Crise fiscal não pode ser paga com arrocho aos professores e sucateamento das escolas

Escolhas políticas encaminhadas pelo governo Ibaneis/Celina levaram a uma das maiores crises fiscais da história do Distrito Federal. Mesmo com um aumento na arrecadação e com a queda relativa dos custos com pessoal, o déficit do GDF em 2025 foi de R$ 926,5 milhões.

Como é de praxe em governos como o de Ibaneis e Celina, a resposta oferecida à crise é fazer com que servidoras e servidores paguem a conta. Na educação, o impacto já é grande: R$ 49 milhões em emendas escolares canceladas, paralisando reformas, projetos pedagógicos e processos de aquisição de equipamentos; restrição à conversão de licenças-prêmio em pecúnias, contrariando um direito adquirido; paralisação de contratos; corte em itens elementares, como a impressão de nomes em uniformes escolares.

E o problema pode ir muito além: ficam sob risco a reposição inflacionária nos salários; a infra-estrutura das escolas e as condições de trabalho; as promoções e progressões na carreira; os direitos dos profissionais da educação de forma geral.

Mas vale lembrar que a renúncia fiscal, no Distrito Federal, é altíssima e tem crescido muito sob o governo de Ibaneis. Para 2026, a previsão é de R$ 10,2 milhões. Quando Ibaneis assumiu o GDF, em 2019, era de R$ 1,9 milhão.

Desde o final de 2025, o Sinpro já denunciava a crise que se aproximava, quando R$ 2 bilhões da educação e da saúde “sumiram” da Lei de Diretrizes Orçamentárias (julho) para a Lei Orçamentária Anual (dezembro) – R$ 900 milhões da educação e R$ 1,1 bilhão da saúde. Antes disso, ainda em março, o Sinpro já via com preocupação as notícias de aquisição do Banco Master pelo BRB.

A crise aberta com o desastre desse processo trouxe ainda mais riscos. Com a necessidade de aporte do governo para salvar o banco, os recursos da educação, da saúde e outras áreas de atendimento fundamental à população podem sofrer redução. Embora a vinculação constitucional proteja essa verba, o que está além do piso pode sofrer cortes, e provavelmente o governo atuará para isso.

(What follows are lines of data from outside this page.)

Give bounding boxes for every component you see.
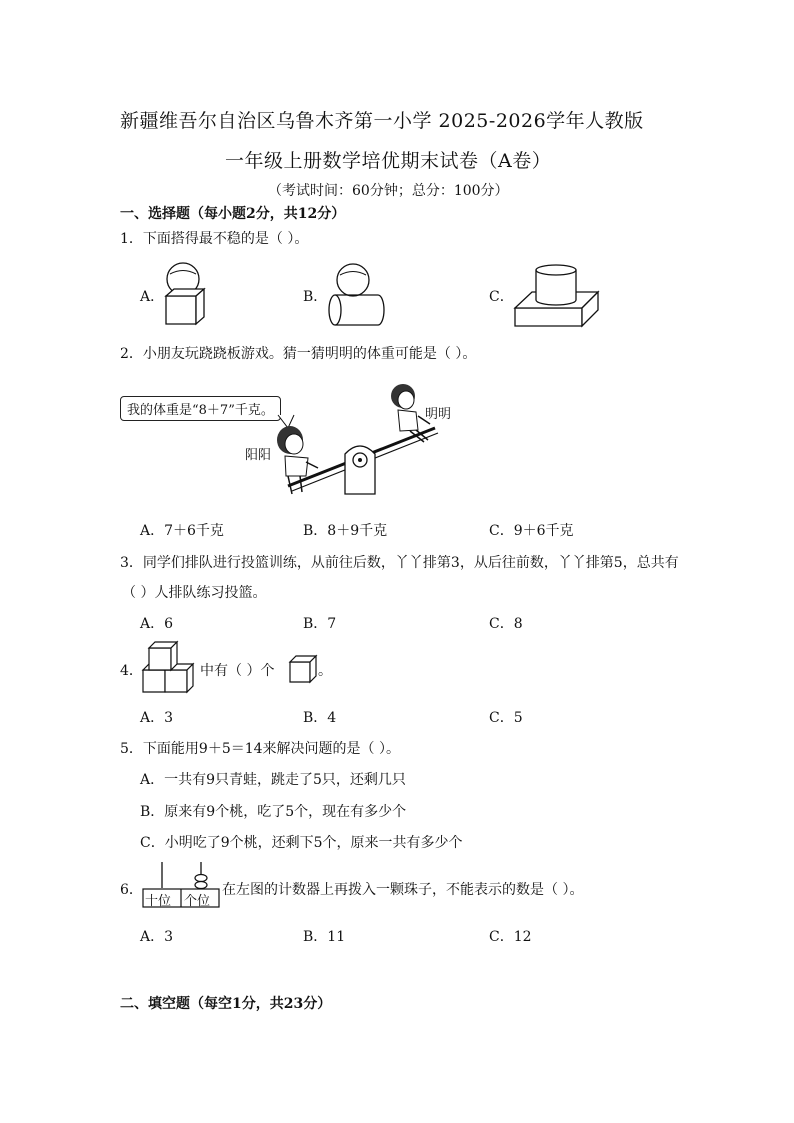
q5-stem: 5．下面能用9＋5＝14来解决问题的是（ ）。 [120, 741, 400, 757]
q1-option-b: B． [303, 289, 328, 305]
q2-stem: 2．小朋友玩跷跷板游戏。猜一猜明明的体重可能是（ ）。 [120, 346, 477, 362]
q6-number: 6． [120, 882, 143, 898]
name-yangyang: 阳阳 [245, 448, 272, 463]
q4-number: 4． [120, 663, 143, 679]
q5-option-c: C．小明吃了9个桃，还剩下5个，原来一共有多少个 [140, 835, 463, 851]
speech-bubble: 我的体重是“8＋7”千克。 [120, 396, 281, 421]
q3-stem-line1: 3．同学们排队进行投篮训练，从前往后数，丫丫排第3，从后往前数，丫丫排第5，总共有 [120, 555, 679, 571]
cylinder-on-slab-figure [512, 262, 602, 328]
q6-option-a: A．3 [140, 929, 174, 945]
q4-option-c: C．5 [489, 710, 523, 726]
q4-option-a: A．3 [140, 710, 174, 726]
q4-option-b: B．4 [303, 710, 337, 726]
page-subtitle: 一年级上册数学培优期末试卷（A卷） [225, 150, 552, 172]
q1-option-c: C． [489, 289, 514, 305]
q5-option-b: B．原来有9个桃，吃了5个，现在有多少个 [140, 804, 407, 820]
name-mingming: 明明 [425, 407, 452, 422]
q6-option-c: C．12 [489, 929, 532, 945]
stacked-cubes-figure [138, 640, 200, 696]
section2-heading: 二、填空题（每空1分，共23分） [120, 996, 332, 1012]
seesaw-illustration [240, 376, 440, 506]
q6-text: 在左图的计数器上再拨入一颗珠子，不能表示的数是（ ）。 [222, 882, 584, 898]
sphere-on-cube-figure [160, 262, 210, 328]
page-title: 新疆维吾尔自治区乌鲁木齐第一小学 2025-2026学年人教版 [120, 110, 644, 132]
q4-text: 中有（ ）个 [200, 663, 275, 679]
q3-option-c: C．8 [489, 616, 523, 632]
single-cube-icon [288, 654, 318, 684]
q6-option-b: B．11 [303, 929, 346, 945]
sphere-on-cylinder-figure [325, 262, 390, 328]
q2-option-a: A．7＋6千克 [140, 523, 224, 539]
abacus-tens-label: 十位 [145, 894, 172, 909]
q2-option-c: C．9＋6千克 [489, 523, 574, 539]
section1-heading: 一、选择题（每小题2分，共12分） [120, 206, 346, 222]
q1-option-a: A． [140, 289, 165, 305]
q1-stem: 1．下面搭得最不稳的是（ ）。 [120, 231, 309, 247]
exam-info: （考试时间：60分钟；总分：100分） [268, 183, 509, 199]
q2-option-b: B．8＋9千克 [303, 523, 388, 539]
q3-option-b: B．7 [303, 616, 337, 632]
q5-option-a: A．一共有9只青蛙，跳走了5只，还剩几只 [140, 772, 406, 788]
q3-option-a: A．6 [140, 616, 174, 632]
abacus-ones-label: 个位 [184, 894, 211, 909]
q3-stem-line2: （ ）人排队练习投篮。 [122, 585, 267, 601]
q4-end: 。 [318, 663, 332, 679]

Sucatear a escola pública sempre pareceu ser um projeto de Ibaneis e Celina. Basta observar o tratamento dispensado à categoria, os cortes nos investimentos, as negativas em negociar, os projetos da base aliada do governo. Agora, o governador pode estar com a faca e o queijo na mão.

A diretoria colegiada do Sinpro-DF anuncia desde já que haverá mobilização e luta para que a crise fiscal produzida por Ibaneis e Celina não seja paga com o sucateamento das escolas públicas e a imposição de arrocho aos profissionais da educação.